How Many Calories Do You Need in the Third Trimester?

The third trimester, beginning around week 28 of pregnancy, is the final and most intensive phase of fetal development. This period features the most rapid growth in fetal weight and organ maturation, particularly the brain and lungs. Consequently, nutritional demands shift significantly compared to earlier months of gestation. Adequate caloric intake is necessary to support the mother’s changing physiology and the accelerated development of the fetus.

Recommended Daily Caloric Increase

For women who began pregnancy at a healthy weight, the recommended daily energy intake involves adding approximately 450 to 500 extra calories per day to pre-pregnancy needs. This targeted increase supports the final stages of fetal growth and the overall maternal metabolic increase, unlike the first trimester where no additional calories are typically required.

This additional energy supports substantial physiological changes. The fetus gains a significant portion of its birth weight during these final weeks, requiring a reliable supply of energy and building blocks. The mother’s body also develops increased blood volume, a larger uterus, and a heavier placenta, contributing to an elevated resting metabolic rate.

The extra calories also contribute to building maternal energy stores, preparing the body for labor and the energy demands of postpartum recovery and lactation. While this approximate number provides a clear guideline, the focus should be on nutrient-dense food sources rather than solely on the total number of calories consumed.

Prioritizing Key Nutrients

While total caloric intake is important, the source of those calories matters more to support the specialized growth of the third trimester. Specific nutrients must be prioritized to assist in the rapid development of the fetal brain, skeleton, and circulatory system. These building blocks are often required in increased amounts beyond a standard prenatal vitamin.

Iron is crucial because the mother’s blood volume expands up to 50%, and the fetus accumulates iron stores for its first six months of life. Sufficient iron intake helps prevent maternal anemia and ensures proper oxygen delivery to the baby. Sources include lean red meat, fortified cereals, and legumes. Consuming iron alongside vitamin C can enhance absorption.

Protein requirements increase substantially to support the synthesis of new fetal tissue and maternal growth. Experts recommend aiming for 70 to 100 grams of protein daily, found in poultry, fish, eggs, and dairy products. The rapid calcification of the baby’s bones necessitates increased calcium intake, sourced from dairy, fortified plant-based milk, and dark leafy greens.

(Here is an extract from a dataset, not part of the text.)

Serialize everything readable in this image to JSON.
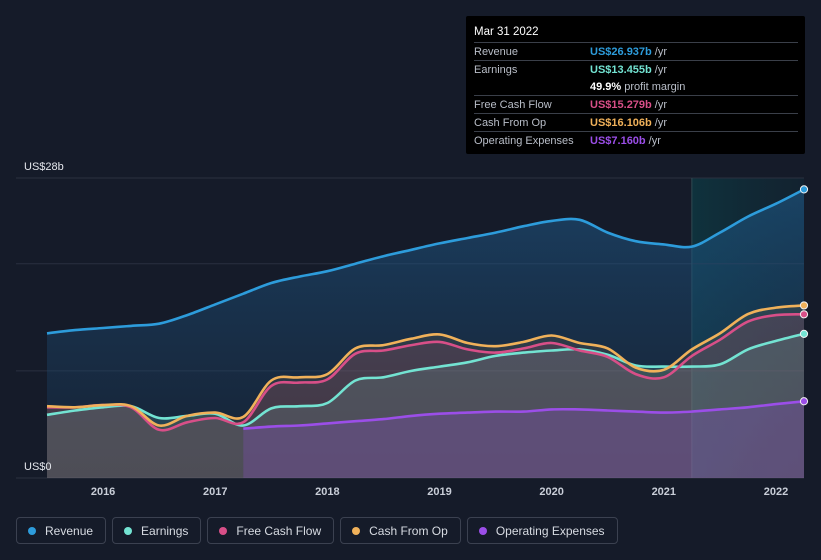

Vitamin D works in tandem with calcium, helping the body absorb the mineral needed for skeletal development. Docosahexaenoic Acid (DHA), an omega-3 fatty acid, is crucial for the optimal development of the fetal brain and retina, which rapidly accumulates these fats. Fatty fish like salmon, or DHA supplements, help meet the recommended daily intake of 200 to 300 milligrams.

Personalizing Calorie Intake

The general caloric recommendation is a starting point, but individual needs require adjustment based on several maternal factors. The number of fetuses is a significant variable; a twin pregnancy necessitates a much higher caloric intake. Women expecting multiples may need a daily increase closer to 600 or more calories beyond pre-pregnancy needs to support the growth of two placentas and two babies.

Pre-pregnancy Body Mass Index (BMI) plays a substantial role in determining caloric guidance. Women who were underweight may require a higher daily caloric increase than the standard recommendation. Conversely, women categorized as overweight or obese may need a smaller caloric increase, around 350 extra calories per day, focusing on gaining weight more gradually within established guidelines.

A woman’s activity level throughout the third trimester is another factor modifying energy requirements. An individual who maintains a high level of physical activity or an active job will have a higher total energy expenditure than someone who is largely sedentary. Because these adjustments are complex and tied to health history, consulting a healthcare provider or a registered dietitian is the most effective way to establish a personalized caloric plan.